Based on a short story by Cthulhu Mythos contributor August Derleth where a man moves into a haunted abode so that he can get rid of his wife to keep his mistress happy, (it is as convoluted as it sounds), "House - with Ghost" is presented in a serviceable tongue-in-cheek matter, though it is not one of the stronger Night Gallery segments.  Screenwriter/director/frequent contributor Gene Kearney forgoes any bump-in-the-night atmosphere, presenting the few supernatural moments without much macabre fanfare.  Unfortunately, he also does not present them as comedic, and the stiff presentation fails to impress, as does a cast that simply seems to be going through the motions in a tale that could be both funnier and creepier.
 
A MIDNIGHT VISIT TO THE NEIGHBORHOOD BLOOD BANK
(1971)
Dir - William Hale
Overall: MEH
 
Victor Buono appears in his second blackout sketch for Night Gallery, (though the first one aired), and it is one of many to poke fun at vampire motifs, as well as arguably the dumbest of them.  "A Midnight Visit to the Neighborhood Blood Bank" would have made a more appropriate title for the previous episode's "A Matter of Semantics" in which Cesar Romero played a member of the undead who literally shows up in the middle of the night at a blood bank.  Buono gets to wear blue face paint and a cape while hamming it up for about thirty seconds here, but as was almost consistently the case with Jack Laird's gag insertions, it simply builds up to a moronic punchline.  At least it is shorter than most, thank heavens for small favors.
 
DR. STRINGFELLOW'S REJUVENATOR
(1971)
Dir - Jerrold Freedman
Overall: MEH
 
This tale from Rod Serling has the air of his usual contemplative sci-fi and/or supernatural works, but its themes do not run deep enough to be that engrossing.  "Dr.

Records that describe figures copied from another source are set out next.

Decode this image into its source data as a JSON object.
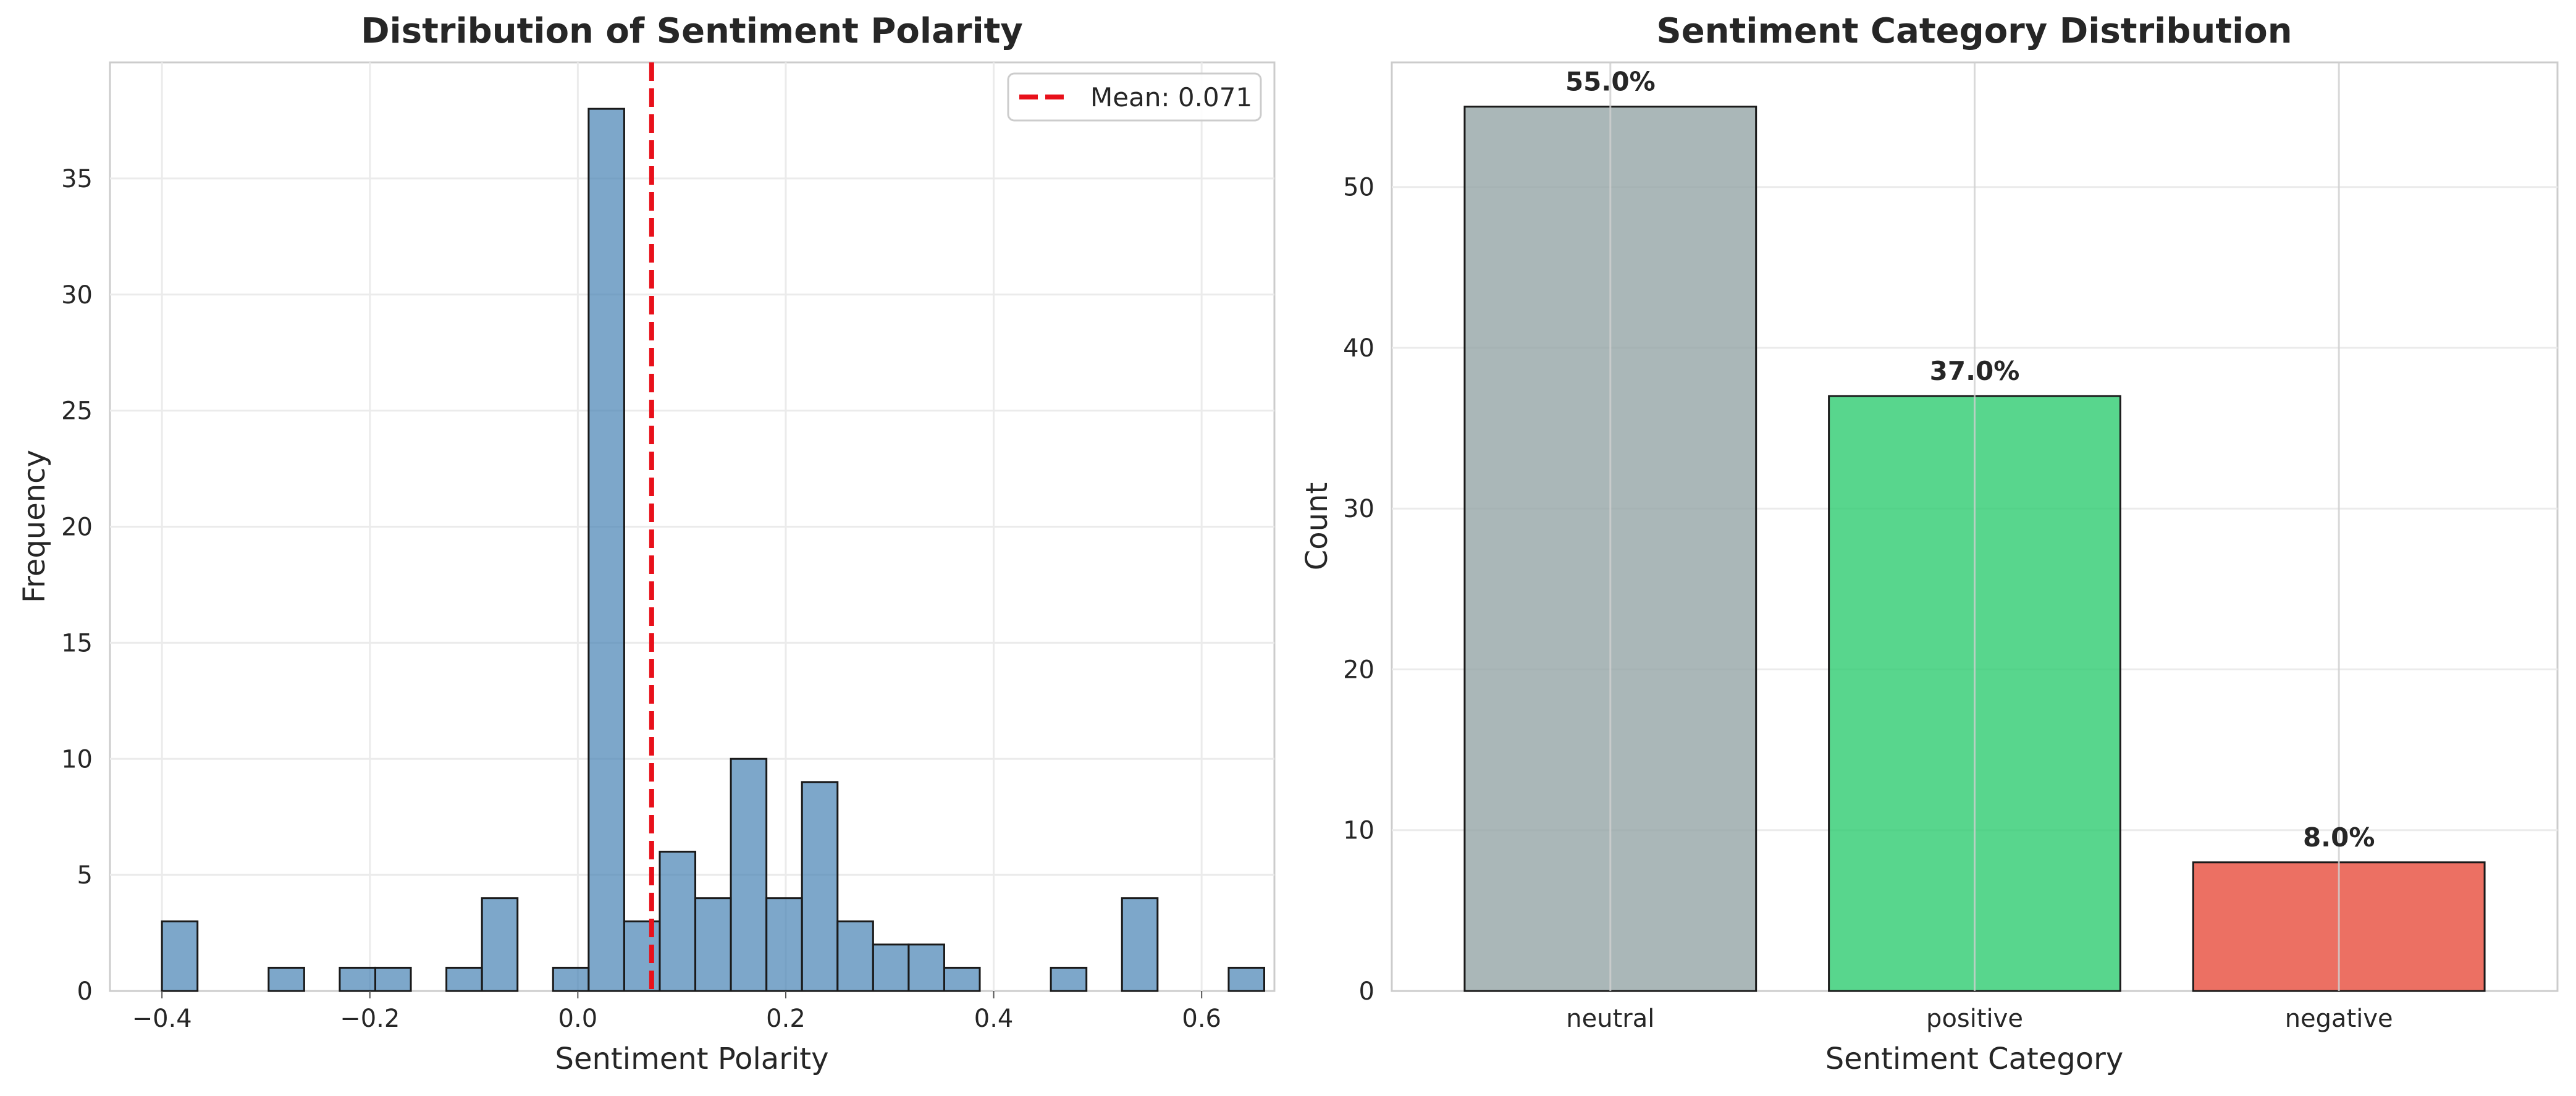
{
  "chart_data": [
    {
      "type": "histogram",
      "title": "Distribution of Sentiment Polarity",
      "xlabel": "Sentiment Polarity",
      "ylabel": "Frequency",
      "xlim": [
        -0.45,
        0.67
      ],
      "ylim": [
        0,
        40
      ],
      "grid": true,
      "xticks": [
        -0.4,
        -0.2,
        0.0,
        0.2,
        0.4,
        0.6
      ],
      "xtick_labels": [
        "−0.4",
        "−0.2",
        "0.0",
        "0.2",
        "0.4",
        "0.6"
      ],
      "yticks": [
        0,
        5,
        10,
        15,
        20,
        25,
        30,
        35
      ],
      "ytick_labels": [
        "0",
        "5",
        "10",
        "15",
        "20",
        "25",
        "30",
        "35"
      ],
      "bin_start": -0.4,
      "bin_width": 0.0342,
      "counts": [
        3,
        0,
        0,
        1,
        0,
        1,
        1,
        0,
        1,
        4,
        0,
        1,
        38,
        3,
        6,
        4,
        10,
        4,
        9,
        3,
        2,
        2,
        1,
        0,
        0,
        1,
        0,
        4,
        0,
        0,
        1
      ],
      "bar_color": "#4682b4",
      "mean_line": {
        "value": 0.071,
        "label": "Mean: 0.071",
        "color": "#e8101a"
      },
      "legend_position": "upper right"
    },
    {
      "type": "bar",
      "title": "Sentiment Category Distribution",
      "xlabel": "Sentiment Category",
      "ylabel": "Count",
      "categories": [
        "neutral",
        "positive",
        "negative"
      ],
      "values": [
        55,
        37,
        8
      ],
      "data_labels": [
        "55.0%",
        "37.0%",
        "8.0%"
      ],
      "colors": [
        "#95a5a6",
        "#2ecc71",
        "#e74c3c"
      ],
      "ylim": [
        0,
        57.75
      ],
      "yticks": [
        0,
        10,
        20,
        30,
        40,
        50
      ],
      "ytick_labels": [
        "0",
        "10",
        "20",
        "30",
        "40",
        "50"
      ],
      "grid": true
    }
  ]
}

Stringfellow's Rejuvenator" concerns a con-artist medicine man in the Old West, (played with calm resolve by Forrest Tucker), who travels from town to town in a wagon with his seemingly dim-witted sidekick Don Pedro Colley in hopes of selling enough of his bogus tonic serum to make ends meet.  When Tucker meets a man whose daughter is dying and begs the "doctor" for his help, he is faced with a moral dilemma that he disastrously succumbs to.  There is little else to it than that, save for a lone ghostly set piece in the finale that ends abruptly yet serves Tucker his comeuppance for taking advantage of the downtrodden.
 
HELL'S BELLS
(1971)
Dir - Theodore J. Flicker
Overall: GOOD
 
In "Hell's Bells", John Astin is back again as a man who stumbles into a particularly not fun version of the afterlife, just as he had in the previous season's "Pamela's Voice".  Written for the small screen and directed by Theodore J. Flicker, (who also plays the Devil himself), this one is based on a short story from Harry Turner and finds Astin playing an inconsiderate hippie who crashes his car, slides down a metal shoot, and finds himself in the waiting room to hell.  We see a few monstrous demon faces yelling general accusations at him, ("Hypocrite!", "Thief!", etc), before he settles into the rest of eternity with some company who are about as far from hip as it gets.  The joke is simple and even foreseeable, but it provides a nice ghoulish and amusing note for the episode to go out on.